1. Vom Antragsteller wird nicht in Zweifel gezogen, dass sein Sohn nach wie vor Anspruch auf den titulierten monatlichen Unterhalt von 500 EUR hat; diese Unterhaltshöhe entspricht in etwa dem sich nach der Prozentsatzmethode (22 % des monatlichen Nettoeinkommens) ergebenden Unterhaltsbeitrag sowie dem Regelbedarf eines 20 Jährigen (2011/12: 517 EUR; 2012/13: 528 EUR).

2. Die seinerzeitige Einmalzahlung ist eine Folge der aufgrund des Bezugs der Abfertigung erhöhten Unterhaltsbemessungsgrundlage; damals wurde zwischen dem Vater und dem Jugendwohlfahrtsträger als Vertreter des Kindes Einigung darüber erzielt, dass der Vater neben dem laufenden Unterhalt einen Einmalbetrag leistet. Der Unterhaltscharakter dieser Zahlung ergibt sich aus dem damaligen Antrag des Jugendwohlfahrtsträgers, der letztlich dadurch erledigt wurde, dass der Einmalbetrag auf ein bis zur Volljährigkeit gesperrtes Sparbuch gelegt wurde.

3. Wirtschaftlich betrachtet führt der Standpunkt des Antragstellers dazu, dass die Einmalzahlung von 10.000 EUR nunmehr vom Antragsgegner zurückzuführen ist, indem gegen seinen laufenden Unterhaltsanspruch aufgerechnet wird. Dafür ist aber kein Anlass ersichtlich. Weder wurde dies vereinbart noch würde damit dem Umstand Rechnung getragen, dass der Antragsgegner wegen der vom Vater bezogenen Abfertigung für gewisse Zeit Anspruch auf einen höheren laufenden Unterhalt gehabt hätte; diese potenzielle Unterhaltserhöhung wurde mit der Einmalzahlung abgedeckt.

4. Der vom Rekursgericht angestellte Vergleich mit der Anrechnung einer Abfertigung ist unter diesen Prämissen nicht verständlich: Die Einmalzahlung wurde nicht sozusagen als Akontozahlung auf (künftigen) laufenden Unterhalt geleistet, sondern anstelle einer Erhöhung des laufenden Unterhalts für einen gewissen Zeitraum.

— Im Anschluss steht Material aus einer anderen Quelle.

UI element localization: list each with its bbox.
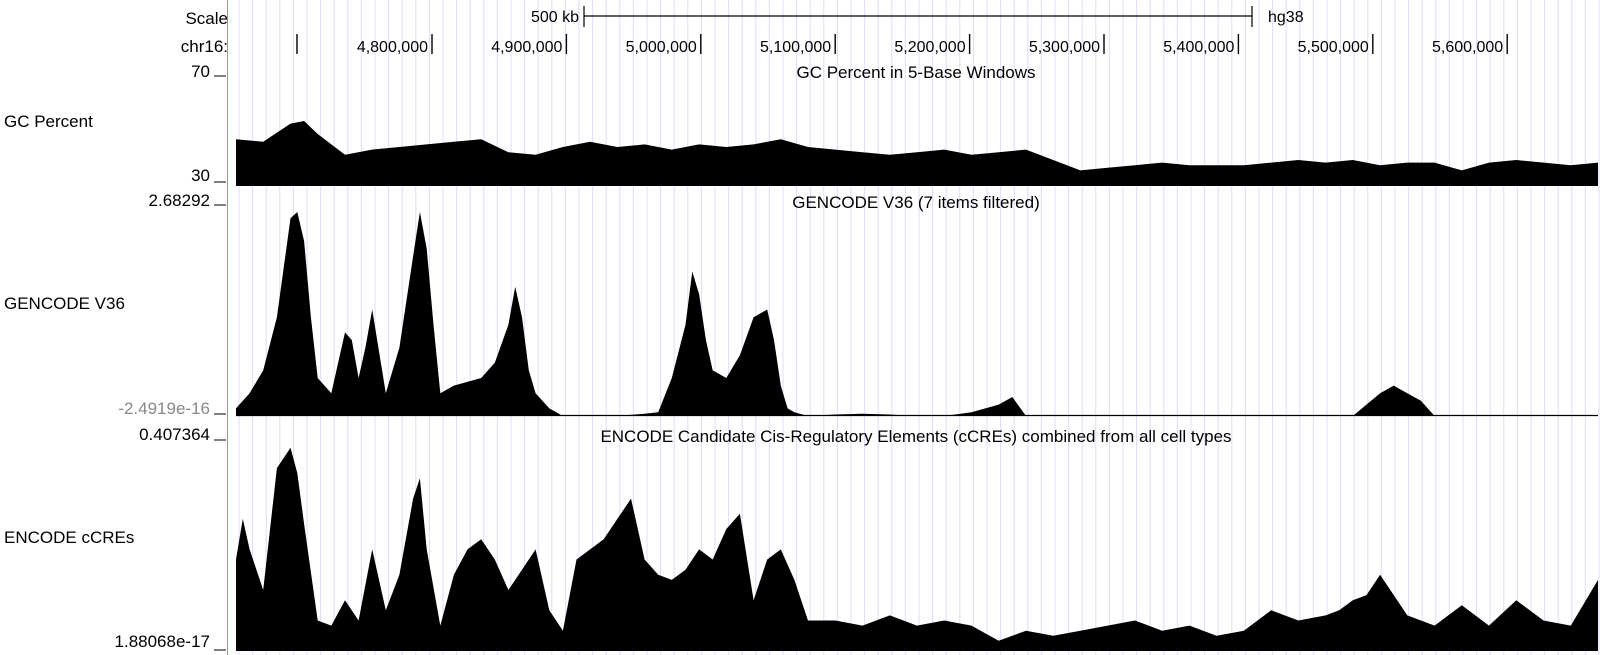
y-max-label-gc-percent: 70 xyxy=(191,62,210,81)
gencode-v36-area xyxy=(236,212,1598,416)
scale-label: Scale xyxy=(185,9,228,28)
ruler-position-label: 4,800,000 xyxy=(357,39,428,56)
scale-bar-label: 500 kb xyxy=(531,9,579,26)
track-encode-ccres: ENCODE cCREs ENCODE Candidate Cis-Regula… xyxy=(4,425,1598,651)
encode-ccres-area xyxy=(236,447,1598,651)
ruler: Scale chr16: 500 kb hg38 4,800,000 4,900,… xyxy=(181,6,1508,56)
track-gc-percent: GC Percent GC Percent in 5-Base Windows … xyxy=(4,62,1598,186)
ruler-position-label: 5,500,000 xyxy=(1298,39,1369,56)
ruler-position-label: 5,600,000 xyxy=(1432,39,1503,56)
y-max-label-gencode-v36: 2.68292 xyxy=(149,191,210,210)
track-title-gencode-v36: GENCODE V36 (7 items filtered) xyxy=(792,193,1040,212)
track-label-gc-percent: GC Percent xyxy=(4,112,93,131)
y-min-label-gencode-v36: -2.4919e-16 xyxy=(118,399,210,418)
ruler-position-label: 5,300,000 xyxy=(1029,39,1100,56)
chrom-label: chr16: xyxy=(181,37,228,56)
ruler-position-label: 5,400,000 xyxy=(1163,39,1234,56)
y-min-label-encode-ccres: 1.88068e-17 xyxy=(115,632,210,651)
ruler-position-label: 5,000,000 xyxy=(626,39,697,56)
ruler-position-label: 5,100,000 xyxy=(760,39,831,56)
gridlines xyxy=(238,0,1600,655)
y-max-label-encode-ccres: 0.407364 xyxy=(139,425,210,444)
ruler-position-label: 5,200,000 xyxy=(894,39,965,56)
gc-percent-area xyxy=(236,121,1598,186)
ruler-position-label: 4,900,000 xyxy=(491,39,562,56)
track-label-encode-ccres: ENCODE cCREs xyxy=(4,528,134,547)
track-label-gencode-v36: GENCODE V36 xyxy=(4,294,125,313)
track-title-encode-ccres: ENCODE Candidate Cis-Regulatory Elements… xyxy=(600,427,1231,446)
y-min-label-gc-percent: 30 xyxy=(191,166,210,185)
track-gencode-v36: GENCODE V36 GENCODE V36 (7 items filtere… xyxy=(4,191,1598,418)
ruler-ticks: 4,800,000 4,900,000 5,000,000 5,100,000 5,20… xyxy=(296,34,1508,56)
assembly-label: hg38 xyxy=(1268,9,1304,26)
scale-bar xyxy=(583,6,1253,27)
track-title-gc-percent: GC Percent in 5-Base Windows xyxy=(796,63,1035,82)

5. Angesichts der Höhe des laufenden Unterhalts im Bereich des Regelbedarfs kann von der Gefahr einer Überalimentierung keine Rede sein.

6. In diesem Sinn ist die den Antrag abweisende Entscheidung des Erstgerichts wiederherzustellen.

Die Kostenentscheidung beruht auf § 78 AußStrG.